🛬 Amazon gets the legal thumbs-up for drone delivery
Amazon’s Prime Air drones were approved by the FAA, marking an important first step toward Amazon’s delivery getting very personal.
So, are packages about to fly to your front door? And how can that be allowed?
The FAA gets the final say: The FAA regulates everything from the drones you can buy online to inspection drones to delivery drones. The agency definitely wants delivery drones to happen, too: It has spent millions in grants for universities to research them.
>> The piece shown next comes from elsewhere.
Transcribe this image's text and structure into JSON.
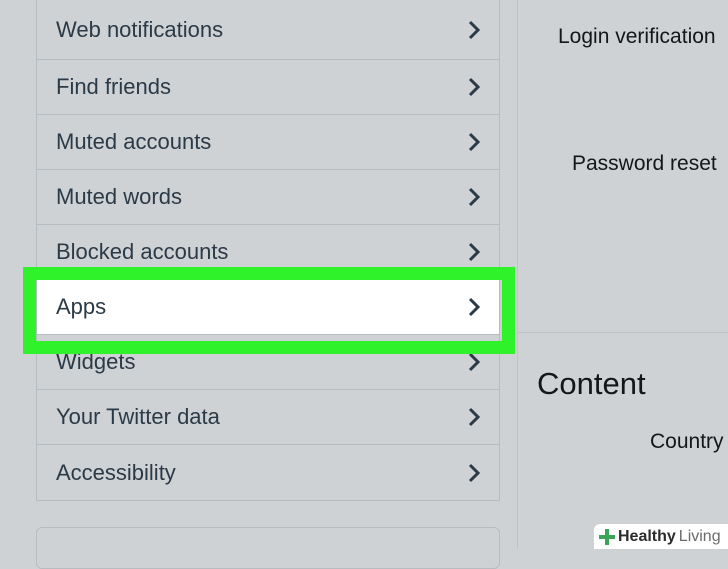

The hardest part to getting approved: The FAA focuses most on risk prevention, and one of the greatest risks for a drone is running into another object. In Las Vegas last year, Amazon announced it had created greater spatial awareness in its drone, perhaps setting it on pace for the FAA approval.
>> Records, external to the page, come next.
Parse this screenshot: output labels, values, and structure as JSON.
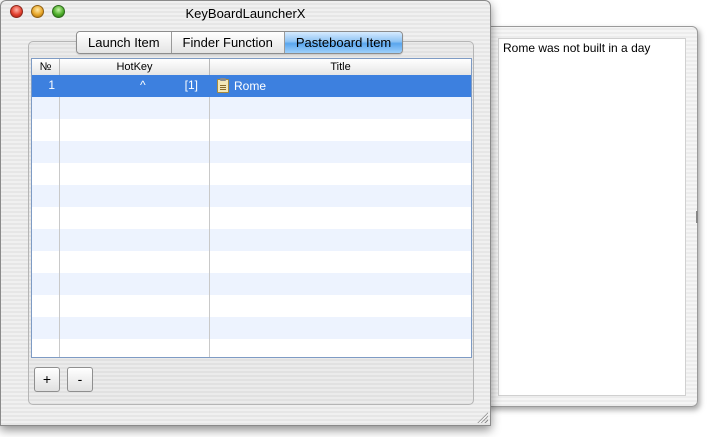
{
  "window": {
    "title": "KeyBoardLauncherX"
  },
  "tabs": [
    {
      "label": "Launch Item",
      "active": false
    },
    {
      "label": "Finder Function",
      "active": false
    },
    {
      "label": "Pasteboard Item",
      "active": true
    }
  ],
  "table": {
    "columns": [
      "№",
      "HotKey",
      "Title"
    ],
    "rows": [
      {
        "number": "1",
        "modifier": "^",
        "key": "[1]",
        "title": "Rome",
        "icon": "clipboard-icon",
        "selected": true
      }
    ]
  },
  "buttons": {
    "add_label": "+",
    "remove_label": "-"
  },
  "drawer": {
    "text": "Rome was not built in a day"
  },
  "colors": {
    "selection": "#3d80df",
    "active_tab": "#5aa6ee"
  }
}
And Amazon can’t just drop packages willy-nilly: FAA regulations, more or less, say you can’t drop an object from a drone. Amazon’s drone will likely have to land on a doorstep itself and then release the package, barring legal changes.
The Verdict
Amazon is already behind schedule. Jeff Bezos said in 2013 the company would be using delivery drones by 2018, with hopes of getting delivery times to 30 minutes or less. UPS and Alphabet have also secured FAA approval, but neither has started using delivery drones at a wide scale yet.